BYU will travel 13,566 miles to complete its calendar. It will head to the east coast twice — once to South Florida on Sept. 3 and again to Liberty on Oct. 22. It will also play at Oregon and on the road in Las Vegas against Notre Dame.
BYU’s longest road trips
1. South Florida — 2,336 miles
2. Liberty — 2,059 miles
3. Oregon — 824 miles
4. Stanford — 805 miles
5. Boise State — 381 miles
The challenge in the travel will be the consistency of it. Unlike years past, when BYU would chunk games at home, this year BYU does not play more than two consecutive weeks at home (in weeks four and five against Wyoming and Utah State).
In 2021, BYU did not play a true road game until Week 5. The year before that, BYU mostly played at home due to COVID. The only time BYU has played this balanced of a travel schedule in the independence era was in 2019. That year BYU never had a three-week home stand and played at USF and UMass in the same season.
No time for rest
The final measure of the strength of schedule is the distribution of the quality of games. BYU does not have an easy stretch at any point this schedule and does not have a bye week until November.

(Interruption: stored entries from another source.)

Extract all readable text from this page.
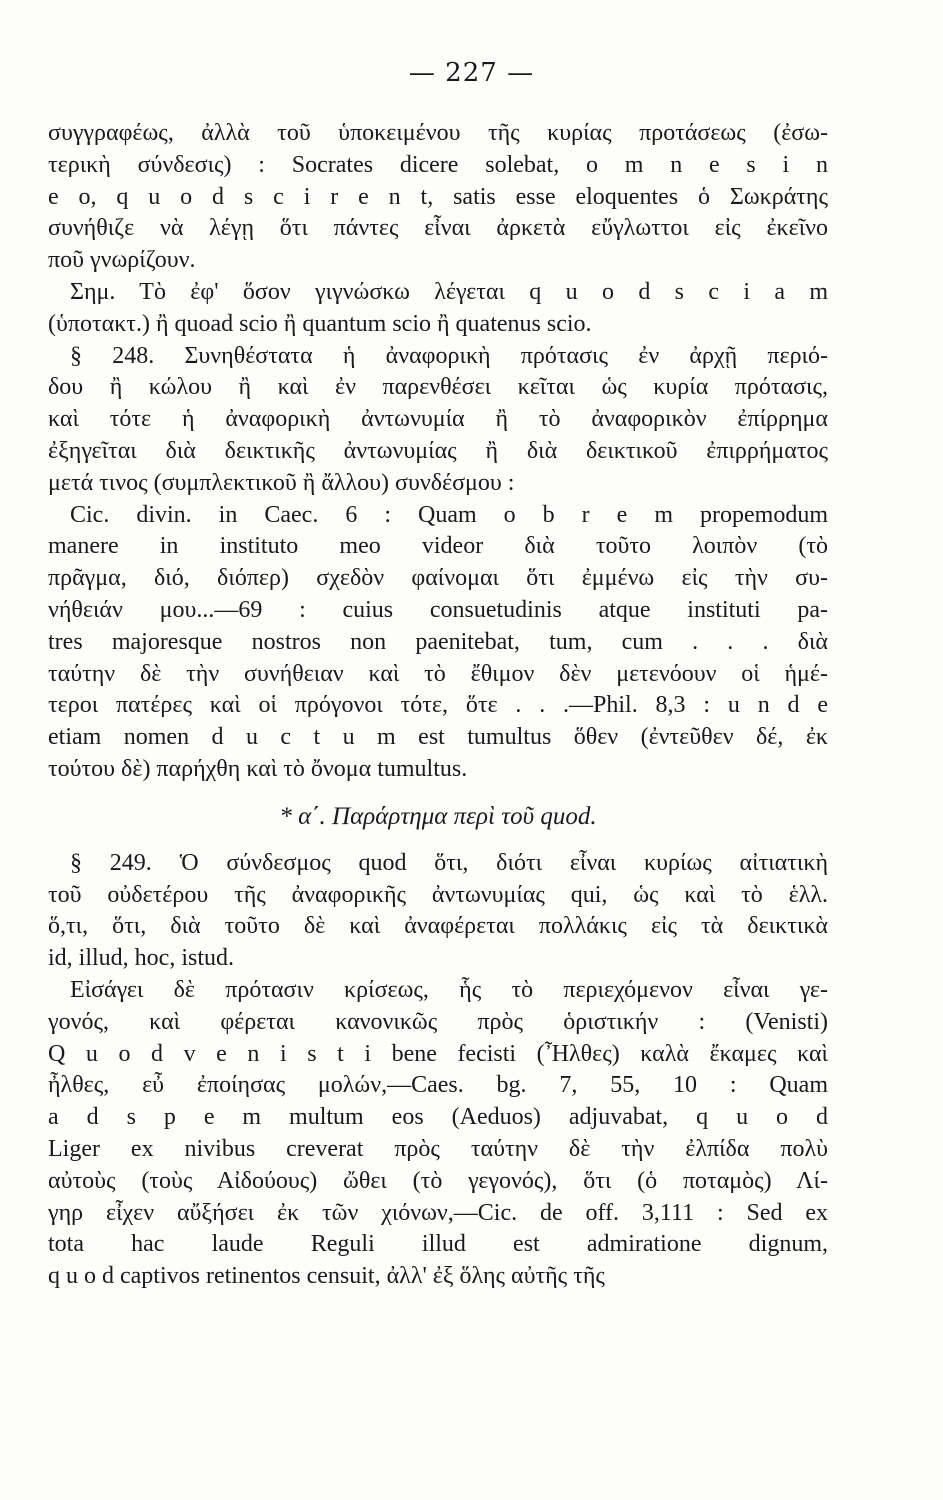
— 227 —
συγγραφέως, ἀλλὰ τοῦ ὑποκειμένου τῆς κυρίας προτάσεως (ἐσω-
τερικὴ σύνδεσις) : Socrates dicere solebat, o m n e s i n
e o, q u o d s c i r e n t, satis esse eloquentes ὁ Σωκράτης
συνήθιζε νὰ λέγῃ ὅτι πάντες εἶναι ἀρκετὰ εὔγλωττοι εἰς ἐκεῖνο
ποῦ γνωρίζουν.
Σημ. Τὸ ἐφ' ὅσον γιγνώσκω λέγεται q u o d s c i a m
(ὑποτακτ.) ἢ quoad scio ἢ quantum scio ἢ quatenus scio.
§ 248. Συνηθέστατα ἡ ἀναφορικὴ πρότασις ἐν ἀρχῇ περιό-
δου ἢ κώλου ἢ καὶ ἐν παρενθέσει κεῖται ὡς κυρία πρότασις,
καὶ τότε ἡ ἀναφορικὴ ἀντωνυμία ἢ τὸ ἀναφορικὸν ἐπίρρημα
ἐξηγεῖται διὰ δεικτικῆς ἀντωνυμίας ἢ διὰ δεικτικοῦ ἐπιρρήματος
μετά τινος (συμπλεκτικοῦ ἢ ἄλλου) συνδέσμου :
Cic. divin. in Caec. 6 : Quam o b r e m propemodum
manere in instituto meo videor διὰ τοῦτο λοιπὸν (τὸ
πρᾶγμα, διό, διόπερ) σχεδὸν φαίνομαι ὅτι ἐμμένω εἰς τὴν συ-
νήθειάν μου...—69 : cuius consuetudinis atque instituti pa-
tres majoresque nostros non paenitebat, tum, cum . . . διὰ
ταύτην δὲ τὴν συνήθειαν καὶ τὸ ἔθιμον δὲν μετενόουν οἱ ἡμέ-
τεροι πατέρες καὶ οἱ πρόγονοι τότε, ὅτε . . .—Phil. 8,3 : u n d e
etiam nomen d u c t u m est tumultus ὅθεν (ἐντεῦθεν δέ, ἐκ
τούτου δὲ) παρήχθη καὶ τὸ ὄνομα tumultus.
* α΄. Παράρτημα περὶ τοῦ quod.
§ 249. Ὁ σύνδεσμος quod ὅτι, διότι εἶναι κυρίως αἰτιατικὴ
τοῦ οὐδετέρου τῆς ἀναφορικῆς ἀντωνυμίας qui, ὡς καὶ τὸ ἑλλ.
ὅ,τι, ὅτι, διὰ τοῦτο δὲ καὶ ἀναφέρεται πολλάκις εἰς τὰ δεικτικὰ
id, illud, hoc, istud.
Εἰσάγει δὲ πρότασιν κρίσεως, ἧς τὸ περιεχόμενον εἶναι γε-
γονός, καὶ φέρεται κανονικῶς πρὸς ὁριστικήν : (Venisti)
Q u o d v e n i s t i bene fecisti (Ἦλθες) καλὰ ἔκαμες καὶ
ἦλθες, εὖ ἐποίησας μολών,—Caes. bg. 7, 55, 10 : Quam
a d s p e m multum eos (Aeduos) adjuvabat, q u o d
Liger ex nivibus creverat πρὸς ταύτην δὲ τὴν ἐλπίδα πολὺ
αὐτοὺς (τοὺς Αἰδούους) ὤθει (τὸ γεγονός), ὅτι (ὁ ποταμὸς) Λί-
γηρ εἶχεν αὔξήσει ἐκ τῶν χιόνων,—Cic. de off. 3,111 : Sed ex
tota hac laude Reguli illud est admiratione dignum,
q u o d captivos retinentos censuit, ἀλλ' ἐξ ὅλης αὐτῆς τῆς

A good indication of the distribution of quality games is that BYU is not favored to win more than two games in a row by ESPN’s FPI.
It will open up two time zones away against USF in Florida. Then it will play No. 10 Baylor at home and No. 12 Oregon on the road.
It comes home to a rivalry game against Utah State before a road game against No. 5 Notre Dame and a return game against No. 23 Arkansas.
Theoretically, BYU will get a break against Liberty and East Carolina. But the Liberty game is in Virginia and East Carolina has sneakily returned quite a bit of production from 2021.
The lone real schedule rest for BYU will come against Utah Tech, the only non-FBS opponent of the slate.